Art & Development

the unreasonable optimist

“Nobody in life gets exactly what they thought they were going to get. But if you work really hard and you’re kind, amazing things will happen.”

–Conan O’Brien (by way of M)

Sergio De La Torre
Sergio De La Torre, “(Don Bergfors) Waiting for Gabriel Orozco, San Diego Airport,” from the series “10 Artists, 10 Drivers, 10 Cities,” 2005-07, work in progress, C-Print photograph, 2005-07 (Image source: Emergency Biennial)

Is having a life in the arts like marriage? Psychologist John Gottman has found that a key indicator of successful marriages is not how well you and your partner get along, but how well you make up after a fight. Maybe a more telling indicator for a successful life in the arts is how well you stay engaged when opportunities are lean and rejections rife. Clearly talent and capacity are necessary, but so are resilience and the ability to recover efficiently from disappointments.

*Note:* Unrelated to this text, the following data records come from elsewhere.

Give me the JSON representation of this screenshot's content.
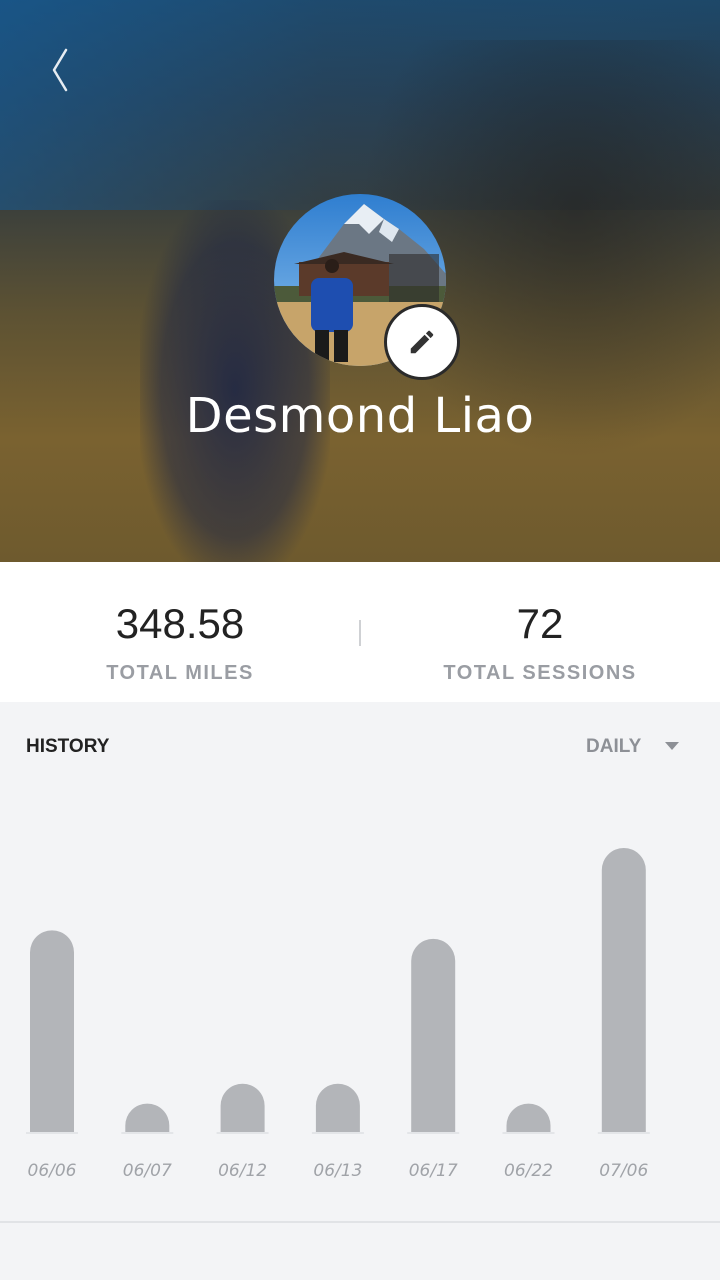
{
  "profile": {
    "name": "Desmond Liao"
  },
  "stats": {
    "total_miles": {
      "value": "348.58",
      "label": "TOTAL MILES"
    },
    "total_sessions": {
      "value": "72",
      "label": "TOTAL SESSIONS"
    }
  },
  "history": {
    "title": "HISTORY",
    "period": "DAILY"
  },
  "colors": {
    "bar": "#b3b5b9",
    "tick_label": "#a0a3a8",
    "background": "#f3f4f6"
  },
  "icons": {
    "back": "chevron-left-icon",
    "edit": "pencil-icon",
    "dropdown": "caret-down-icon"
  },
  "chart_data": {
    "type": "bar",
    "categories": [
      "06/06",
      "06/07",
      "06/12",
      "06/13",
      "06/17",
      "06/22",
      "07/06"
    ],
    "values": [
      0.71,
      0.1,
      0.17,
      0.17,
      0.68,
      0.1,
      1.0
    ],
    "title": "",
    "xlabel": "",
    "ylabel": "",
    "ylim": [
      0,
      1.0
    ],
    "grid": false
  }
}
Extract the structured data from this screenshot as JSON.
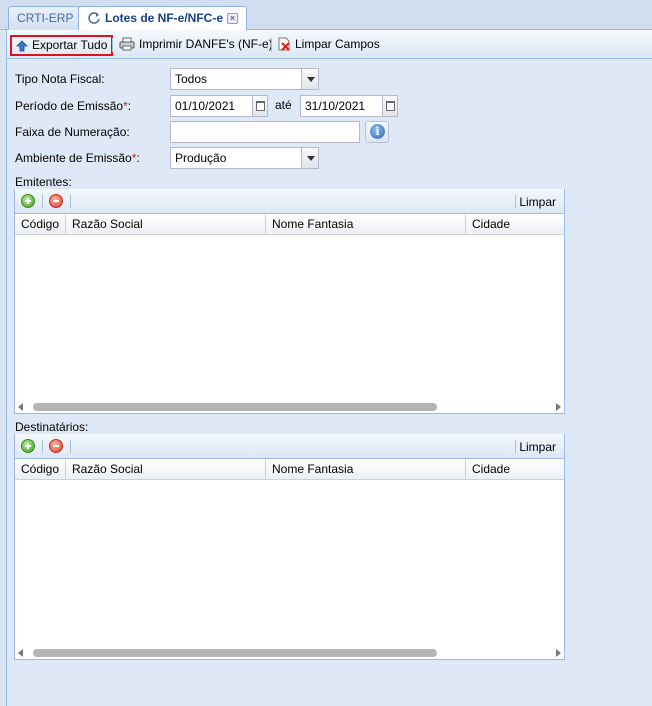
{
  "tabs": [
    {
      "label": "CRTI-ERP",
      "active": false
    },
    {
      "label": "Lotes de NF-e/NFC-e",
      "active": true,
      "closable": true
    }
  ],
  "toolbar": {
    "export_label": "Exportar Tudo",
    "print_label": "Imprimir DANFE's (NF-e)",
    "clear_label": "Limpar Campos"
  },
  "form": {
    "tipo_label": "Tipo Nota Fiscal:",
    "tipo_value": "Todos",
    "periodo_label": "Período de Emissão",
    "periodo_start": "01/10/2021",
    "periodo_sep": "até",
    "periodo_end": "31/10/2021",
    "faixa_label": "Faixa de Numeração:",
    "faixa_value": "",
    "ambiente_label": "Ambiente de Emissão",
    "ambiente_value": "Produção",
    "required_mark": "*",
    "colon": ":"
  },
  "emitentes": {
    "title": "Emitentes:",
    "limpar": "Limpar",
    "columns": [
      "Código",
      "Razão Social",
      "Nome Fantasia",
      "Cidade"
    ],
    "rows": []
  },
  "destinatarios": {
    "title": "Destinatários:",
    "limpar": "Limpar",
    "columns": [
      "Código",
      "Razão Social",
      "Nome Fantasia",
      "Cidade"
    ],
    "rows": []
  },
  "colors": {
    "accent": "#15428b",
    "highlight_border": "#e0101c",
    "panel_bg": "#dfe8f6"
  }
}
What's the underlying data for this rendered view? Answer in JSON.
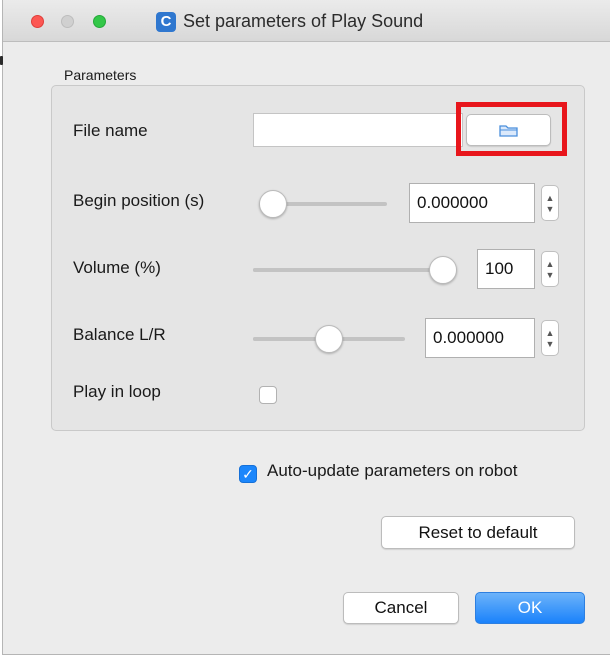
{
  "window": {
    "title": "Set parameters of Play Sound",
    "app_icon_letter": "C"
  },
  "group": {
    "label": "Parameters"
  },
  "fields": {
    "file_name": {
      "label": "File name",
      "value": "",
      "browse_icon": "folder-icon"
    },
    "begin_position": {
      "label": "Begin position (s)",
      "value": "0.000000",
      "slider_level": 0.0
    },
    "volume": {
      "label": "Volume (%)",
      "value": "100",
      "slider_level": 1.0
    },
    "balance": {
      "label": "Balance L/R",
      "value": "0.000000",
      "slider_level": 0.5
    },
    "play_in_loop": {
      "label": "Play in loop",
      "checked": false
    }
  },
  "auto_update": {
    "label": "Auto-update parameters on robot",
    "checked": true
  },
  "buttons": {
    "reset": "Reset to default",
    "cancel": "Cancel",
    "ok": "OK"
  },
  "colors": {
    "accent": "#1a82fb",
    "highlight": "#e8161c",
    "close": "#fc5753",
    "zoom": "#33c748",
    "app_icon": "#2f77cf"
  }
}
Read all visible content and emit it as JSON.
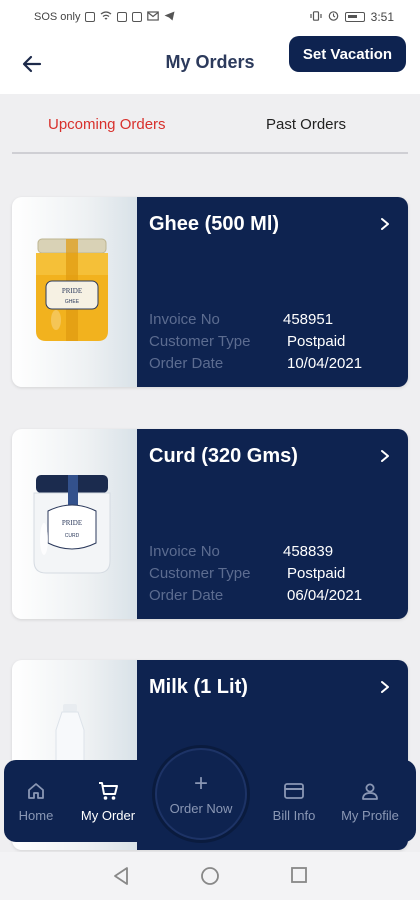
{
  "status_bar": {
    "left_text": "SOS only",
    "time": "3:51"
  },
  "header": {
    "title": "My Orders",
    "back_icon": "arrow-left-icon",
    "vacation_label": "Set Vacation"
  },
  "tabs": [
    {
      "label": "Upcoming Orders",
      "active": true
    },
    {
      "label": "Past Orders",
      "active": false
    }
  ],
  "detail_labels": {
    "invoice": "Invoice No",
    "customer_type": "Customer Type",
    "order_date": "Order Date"
  },
  "orders": [
    {
      "product": "Ghee (500 Ml)",
      "invoice_no": "458951",
      "customer_type": "Postpaid",
      "order_date": "10/04/2021",
      "image": "ghee-jar"
    },
    {
      "product": "Curd (320 Gms)",
      "invoice_no": "458839",
      "customer_type": "Postpaid",
      "order_date": "06/04/2021",
      "image": "curd-jar"
    },
    {
      "product": "Milk (1 Lit)",
      "image": "milk-bottle"
    }
  ],
  "bottom_nav": {
    "home": "Home",
    "my_order": "My Order",
    "order_now": "Order Now",
    "bill_info": "Bill Info",
    "my_profile": "My Profile"
  },
  "colors": {
    "brand_navy": "#0e2350",
    "active_tab": "#d8302c",
    "muted_label": "#5c6c90"
  }
}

I’ve been doing my part in “collecting no’s” — sending out lots of applications to competitions and residencies, and getting an equal amount of rejections. This week, I received the equivalent of a light petting followed by a heavy slap. It was a rejection/commendation combination: I was informed that my application to a residency program was among the top 50 out of 570 applications. That means my application was among the top 8%. Unfortunately, the committee could award only 4 residencies, which comprises less than 1% of all applications. Put another way, only 1 out of 142 applicants were successful.

Those are harsh odds. And yet I have to recover, stay optimistic, and keep trying. I don’t believe that I’m entitled to anything because I’m an artist and artists are special. I don’t believe that art patrons are obligated to make my life easier. I think crybaby artists — who elevate the value of their work over others’ — play into horrible myths that further alienate the public from enjoying and participating in art.

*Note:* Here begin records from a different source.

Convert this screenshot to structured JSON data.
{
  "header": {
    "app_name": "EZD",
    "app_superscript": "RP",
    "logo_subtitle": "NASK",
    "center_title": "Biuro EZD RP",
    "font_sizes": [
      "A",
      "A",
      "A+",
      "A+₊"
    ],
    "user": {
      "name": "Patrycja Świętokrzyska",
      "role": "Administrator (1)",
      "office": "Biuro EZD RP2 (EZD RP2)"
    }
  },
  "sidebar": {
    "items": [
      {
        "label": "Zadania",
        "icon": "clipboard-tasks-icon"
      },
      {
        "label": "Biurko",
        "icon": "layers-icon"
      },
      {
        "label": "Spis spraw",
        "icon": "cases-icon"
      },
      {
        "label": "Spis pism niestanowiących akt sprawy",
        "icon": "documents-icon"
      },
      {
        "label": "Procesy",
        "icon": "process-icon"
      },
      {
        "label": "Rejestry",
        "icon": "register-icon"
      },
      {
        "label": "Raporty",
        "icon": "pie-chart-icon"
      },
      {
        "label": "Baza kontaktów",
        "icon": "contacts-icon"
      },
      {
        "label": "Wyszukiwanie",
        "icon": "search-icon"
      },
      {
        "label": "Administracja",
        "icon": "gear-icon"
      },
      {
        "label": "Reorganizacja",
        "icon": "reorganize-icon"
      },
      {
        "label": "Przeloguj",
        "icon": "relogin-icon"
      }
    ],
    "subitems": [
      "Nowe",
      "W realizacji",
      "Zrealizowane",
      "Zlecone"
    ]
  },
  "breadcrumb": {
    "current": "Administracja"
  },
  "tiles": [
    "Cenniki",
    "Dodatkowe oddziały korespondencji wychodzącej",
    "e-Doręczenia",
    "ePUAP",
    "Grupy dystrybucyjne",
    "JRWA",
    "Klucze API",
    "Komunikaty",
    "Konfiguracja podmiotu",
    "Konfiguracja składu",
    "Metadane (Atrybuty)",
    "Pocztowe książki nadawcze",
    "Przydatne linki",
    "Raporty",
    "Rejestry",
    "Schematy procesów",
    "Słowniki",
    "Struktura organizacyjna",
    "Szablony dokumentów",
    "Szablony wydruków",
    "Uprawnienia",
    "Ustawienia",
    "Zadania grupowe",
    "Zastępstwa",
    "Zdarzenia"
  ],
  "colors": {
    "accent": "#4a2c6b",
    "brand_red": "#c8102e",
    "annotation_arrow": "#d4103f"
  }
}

Still, I’d love to see more deserving art recognized. This means there need to be more art opportunities for more artists, rather than the current state of hyper-stratification, which is sort of like the concentration of wealth in this country: there’s the top 6% of biennial-circuit Hirsts, Cattelans, Tirivanijas and the other 94% of us. Like Sergio De La Torre’s brilliant series of performance photographs, “10 Artists, 10 Drivers, 10 Cities” (2005-07, work in progress), there’s a futility and misdirection in waiting for art stars (who never arrive). Life, and art, go on without them.

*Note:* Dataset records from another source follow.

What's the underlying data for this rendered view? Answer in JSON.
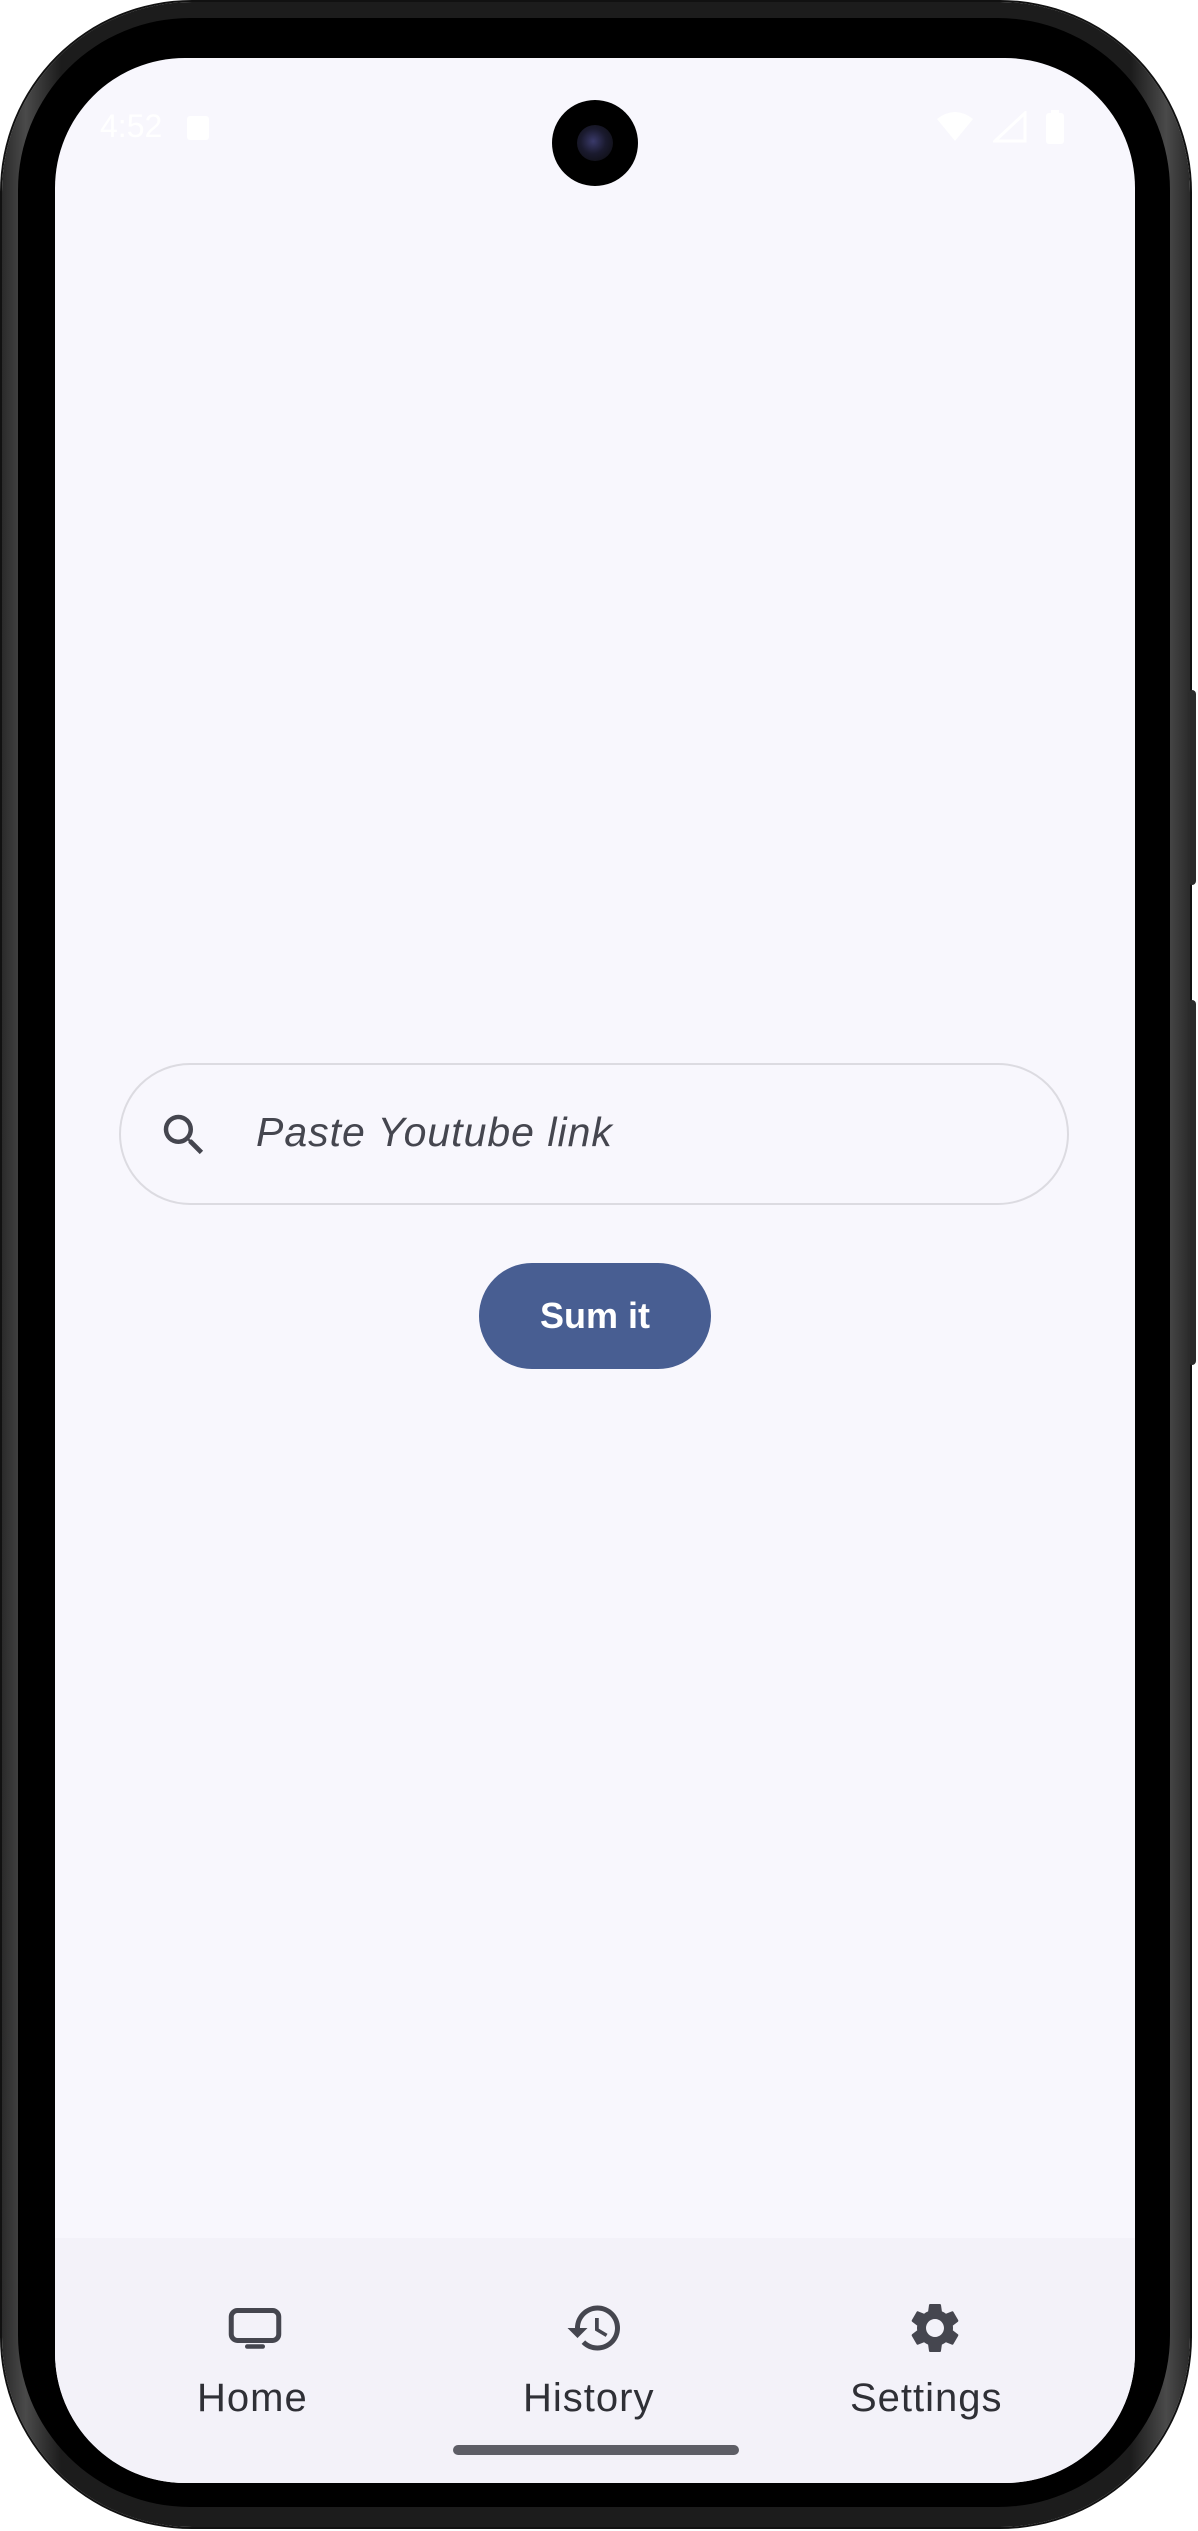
{
  "status_bar": {
    "time": "4:52",
    "icons": [
      "wifi-icon",
      "signal-icon",
      "battery-icon"
    ]
  },
  "search": {
    "placeholder": "Paste Youtube link",
    "icon": "search-icon"
  },
  "actions": {
    "submit_label": "Sum it"
  },
  "bottom_nav": {
    "items": [
      {
        "label": "Home",
        "icon": "tv-icon"
      },
      {
        "label": "History",
        "icon": "history-icon"
      },
      {
        "label": "Settings",
        "icon": "gear-icon"
      }
    ]
  },
  "colors": {
    "background": "#f8f7fd",
    "primary": "#485e92",
    "nav_background": "#f3f2f9",
    "text": "#2f3036"
  }
}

I don’t want to be rich and famous. I want to be respected, and for the quality of my work to be acknowledged. I want to be just, and to love and be loved. I want to have a lifelong practice. I’ll admit, a detached studio in a French chateau would be sweet, but ultimately I’d be happy with being happy: having a satisfying art practice, the esteem of my work and ideas by rigorous colleagues and institutions equipped to share and archive them, and the time and flexibility to enjoy my family and environs.